Mr. Speaker, it may seem that I was off topic, but if the member was actually here and listening to my speech he would know that what I was talking about was how we got into a surplus situation in this country and what the source of revenue was to put us into that surplus, revenue that we should be spending on the basic needs for families to improve their quality of life. That is how we arrived at that. The member would know that if he was actually in the House to listen.
I will talk about Bill C-71. I will talk about the budget for a minute because everybody knows what a charade it is to bribe people with their own money just before an election. It is leading up to an election year.
First the government takes about $8 billion or $9 billion out of the Canada health and social transfer, and then it puts $1.5 billion back and it expects thanks from everybody. We talked about trickle down economics. We are getting trickled on again on that issue. We are getting hosed in that respect. It is not a trickle, it is a flood.
Nobody bought that. That is why Canadians are disappointed. There was an opportunity to correct some of the historic imbalances in our social fabric.
We could use the tax system for the redistribution of wealth. It is one of the most effective tools. In fact I think the parliamentary secretary pointed out in his speech that one of the most effective tools we have to deal with the growing gap between the rich and the poor is a fair taxation system. However, there has been no effort to do that. Instead, the only real reference to taxes has been to give millionaires an $8,000 tax break.
In this budget millionaires now get an $8,000 tax break. The woman standing at the bus stop on the way to her minimum wage job, who does not have adequate day care, is going to take great consolation in that because if we have more millionaires we know that it will trickle down sooner or later. We in the lower classes will get our share. It is a good thing that more people are getting fabulously rich.

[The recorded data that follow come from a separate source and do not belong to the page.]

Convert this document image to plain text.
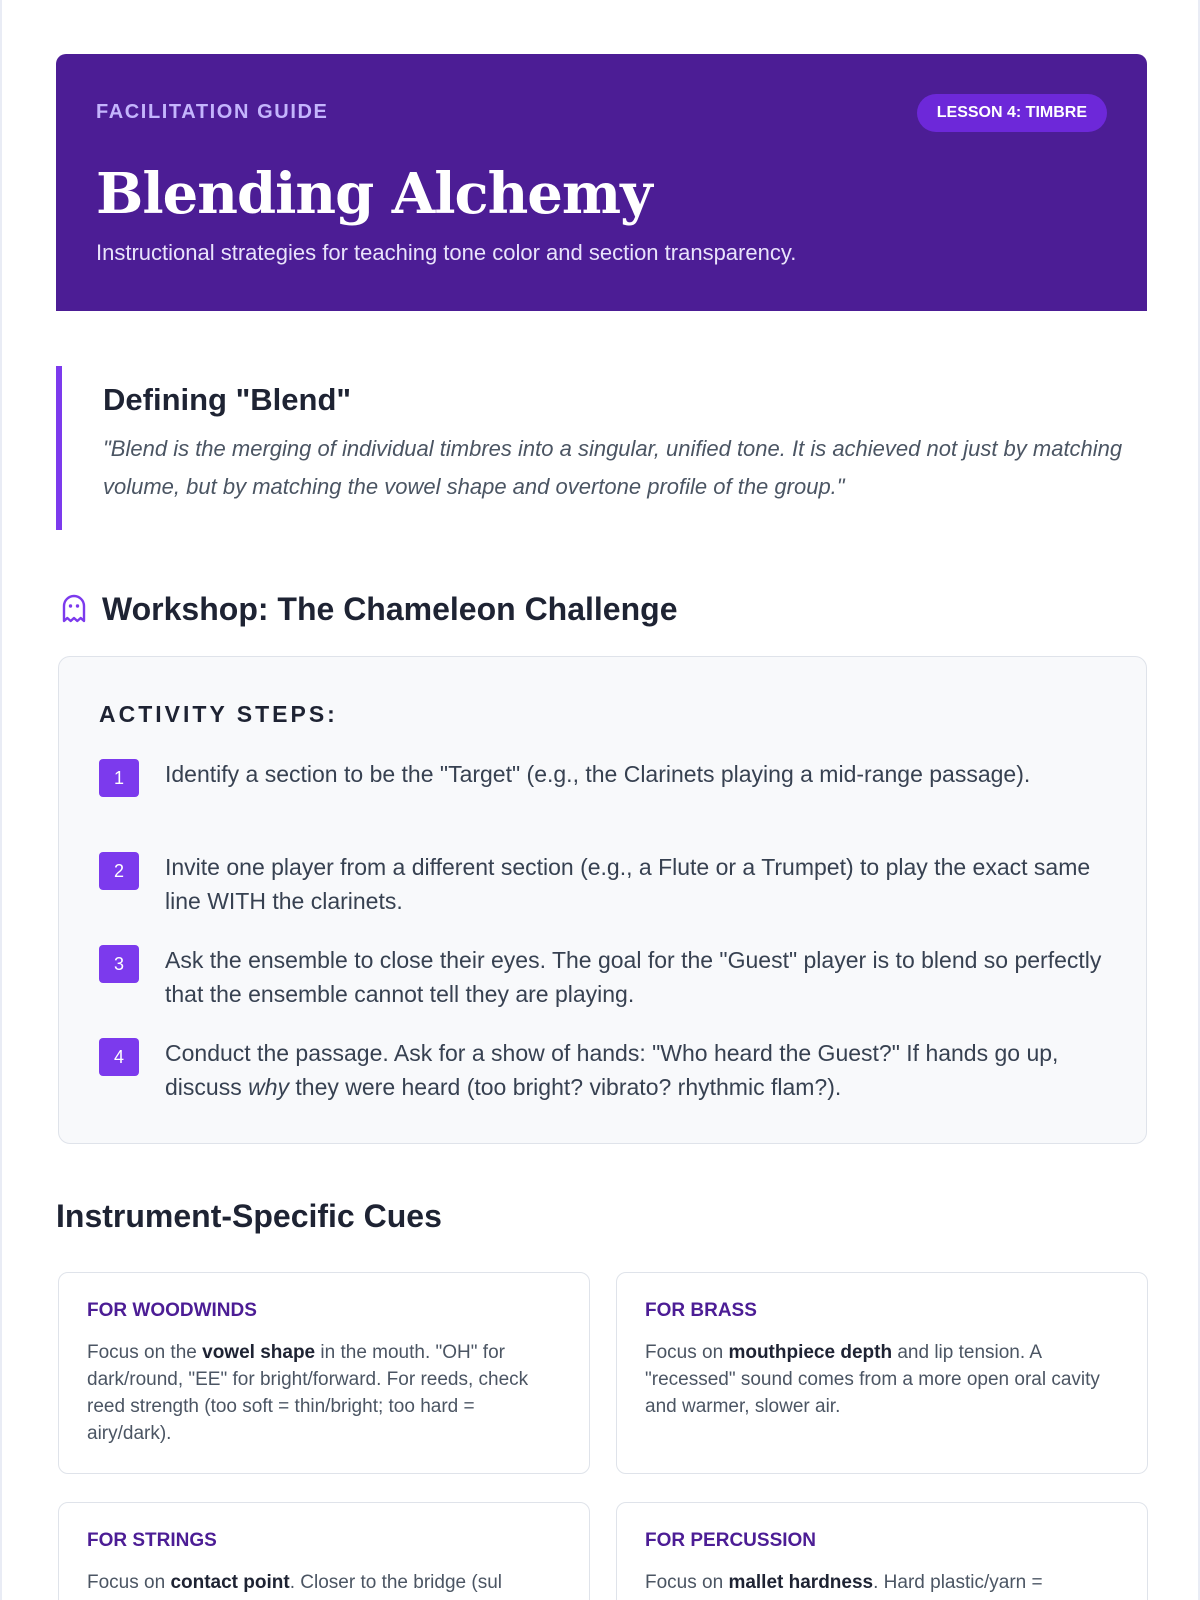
FACILITATION GUIDE	LESSON 4: TIMBRE
Blending Alchemy
Instructional strategies for teaching tone color and section transparency.
Defining "Blend"

"Blend is the merging of individual timbres into a singular, unified tone. It is achieved not just by matching volume, but by matching the vowel shape and overtone profile of the group."

Workshop: The Chameleon Challenge
ACTIVITY STEPS:
1	Identify a section to be the "Target" (e.g., the Clarinets playing a mid-range passage).
2	Invite one player from a different section (e.g., a Flute or a Trumpet) to play the exact same line WITH the clarinets.
3	Ask the ensemble to close their eyes. The goal for the "Guest" player is to blend so perfectly that the ensemble cannot tell they are playing.
4	Conduct the passage. Ask for a show of hands: "Who heard the Guest?" If hands go up, discuss why they were heard (too bright? vibrato? rhythmic flam?).
Instrument-Specific Cues
FOR WOODWINDS

Focus on the vowel shape in the mouth. "OH" for dark/round, "EE" for bright/forward. For reeds, check reed strength (too soft = thin/bright; too hard = airy/dark).

FOR BRASS

Focus on mouthpiece depth and lip tension. A "recessed" sound comes from a more open oral cavity and warmer, slower air.

FOR STRINGS

Focus on contact point. Closer to the bridge (sul

FOR PERCUSSION

Focus on mallet hardness. Hard plastic/yarn =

The growing gap between the rich and the poor should be the number one concern of this government because the shrinking middle class is a serious problem. Our biggest strength in North America is a burgeoning middle class, a consuming middle class, a middle class that has money and coins in their jeans to buy things. That is disappearing. We are going to have the very rich and we are going to have the very poor, from the day's drudgery to the evening's despair. It is a despair budget.